Quakers in Britain say this Bill is a missed opportunity for the government to reduce inequality in the housing system. Instead it will increase inequality between those who are home-owners and those who are not.
The Housing and Planning Bill
The Bill will make provision about housing, estate agents, rent charges, planning and compulsory purchase.
At Yearly Meeting in 2015, Quakers spoke out strongly against the proposal to extend the 'right to buy' legislation to housing associations. This issue was raised in submissions sent by Quakers in Britain to the House of Commons and to the House of Lords.
They wrote:" We are deeply concerned that the Bill does not include an explicit commitment to replace social housing sold under right to buy. We ask for a commitment for like-for-like replacements to social housing lost through right to buy."
Quakers supported an amendment in the House of Commons to Clause 56 which would have required "housing associations offering the right to buy to their tenants to re-invest all the money received as a result of the sale in replacement local affordable housing, including a guaranteed like-for-like home in the same area". In the Bill before the House of Lords, this Clause has become Clause 62.
Quakers and housing justice
Around the country, Quakers are picking up this concern. London Quakers are holding a day conference to discuss the housing crisis. “Housing inequality – What cast thou do?" is free and open to all on Saturday, 20 February in Friends House, London. The keynote speaker will be Robert (Bob) Kerslake, member of the House of Lords and former Head of the Home Civil Service and Permanent Secretary at the Department for Communities and Local Government.
For more than 100 years Quakers have promoting social housing. They were early supporters of the new 'garden cities' and are long-term advocates of good quality and affordable housing for all. In 1967 Quaker Housing Trust (QHT), was created to channel Quaker money into the creation of social housing – homes – for people in housing need.
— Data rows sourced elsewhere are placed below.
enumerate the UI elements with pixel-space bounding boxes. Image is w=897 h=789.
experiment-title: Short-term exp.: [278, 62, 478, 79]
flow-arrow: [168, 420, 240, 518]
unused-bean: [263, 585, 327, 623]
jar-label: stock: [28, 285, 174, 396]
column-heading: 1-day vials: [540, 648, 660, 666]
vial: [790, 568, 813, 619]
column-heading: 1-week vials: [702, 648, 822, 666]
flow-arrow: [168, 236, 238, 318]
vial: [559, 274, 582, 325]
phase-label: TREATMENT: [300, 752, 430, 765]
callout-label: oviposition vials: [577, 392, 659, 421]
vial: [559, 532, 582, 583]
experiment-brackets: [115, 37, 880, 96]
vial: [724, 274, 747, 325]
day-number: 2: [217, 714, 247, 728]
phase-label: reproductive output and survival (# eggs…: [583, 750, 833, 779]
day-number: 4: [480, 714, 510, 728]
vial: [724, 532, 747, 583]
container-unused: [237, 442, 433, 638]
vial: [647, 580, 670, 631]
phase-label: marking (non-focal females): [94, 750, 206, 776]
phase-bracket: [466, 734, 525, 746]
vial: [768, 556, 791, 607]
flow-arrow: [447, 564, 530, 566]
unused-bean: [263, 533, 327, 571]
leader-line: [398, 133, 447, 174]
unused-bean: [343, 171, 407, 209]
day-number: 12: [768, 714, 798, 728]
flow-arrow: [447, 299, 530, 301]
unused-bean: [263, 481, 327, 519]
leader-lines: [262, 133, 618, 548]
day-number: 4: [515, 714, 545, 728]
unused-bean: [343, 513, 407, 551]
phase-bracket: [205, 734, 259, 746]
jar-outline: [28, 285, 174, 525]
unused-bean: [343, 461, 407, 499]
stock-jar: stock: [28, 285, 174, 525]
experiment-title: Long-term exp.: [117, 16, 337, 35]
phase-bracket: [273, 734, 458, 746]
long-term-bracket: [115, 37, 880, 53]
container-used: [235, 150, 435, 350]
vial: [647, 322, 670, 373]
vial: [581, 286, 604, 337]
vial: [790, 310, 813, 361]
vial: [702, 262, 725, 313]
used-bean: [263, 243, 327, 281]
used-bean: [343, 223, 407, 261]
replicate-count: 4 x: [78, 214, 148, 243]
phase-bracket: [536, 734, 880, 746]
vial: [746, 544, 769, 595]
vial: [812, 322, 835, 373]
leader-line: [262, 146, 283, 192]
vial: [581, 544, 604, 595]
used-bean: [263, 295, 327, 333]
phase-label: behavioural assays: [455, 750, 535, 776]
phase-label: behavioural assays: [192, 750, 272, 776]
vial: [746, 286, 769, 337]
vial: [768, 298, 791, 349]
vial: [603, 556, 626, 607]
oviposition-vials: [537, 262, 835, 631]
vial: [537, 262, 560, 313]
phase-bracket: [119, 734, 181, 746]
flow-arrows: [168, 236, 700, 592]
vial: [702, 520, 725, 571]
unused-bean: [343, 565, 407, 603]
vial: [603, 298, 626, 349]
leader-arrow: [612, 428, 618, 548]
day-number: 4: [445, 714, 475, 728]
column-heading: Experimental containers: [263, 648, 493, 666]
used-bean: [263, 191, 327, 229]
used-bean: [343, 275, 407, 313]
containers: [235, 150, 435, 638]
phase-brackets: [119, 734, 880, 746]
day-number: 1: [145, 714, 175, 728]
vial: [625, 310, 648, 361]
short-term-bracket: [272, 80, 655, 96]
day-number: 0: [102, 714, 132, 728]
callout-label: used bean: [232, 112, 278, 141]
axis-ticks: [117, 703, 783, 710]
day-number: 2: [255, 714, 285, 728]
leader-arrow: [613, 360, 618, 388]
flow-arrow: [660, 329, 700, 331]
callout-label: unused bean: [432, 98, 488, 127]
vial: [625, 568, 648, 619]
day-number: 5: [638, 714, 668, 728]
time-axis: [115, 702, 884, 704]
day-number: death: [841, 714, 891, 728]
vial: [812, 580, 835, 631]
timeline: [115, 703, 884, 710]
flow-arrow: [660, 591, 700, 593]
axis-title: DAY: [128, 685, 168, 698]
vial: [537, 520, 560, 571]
Quaker organisations working for housing justice include Quaker Social Action.
The problem is not an insoluble one and our voices can be heard.- Quakers in Britain
Yearly Meeting recorded that Quakers' concern about housing is rooted in faith and grounded in the belief that everyone is equal in the eyes of God.
They said the concern is driven “by our belief that all are equally children of God and our experience that a home is essential for our spiritual wellbeing, not just for our physical and mental health. There is a continuing housing crisis in this country and inequality in housing is a highly visible and damaging symptom of injustice in our society."
The statement continued, “We need both to examine our own lives and to seek to influence public policy to support equality. The problem is not an insoluble one and our voices can be heard."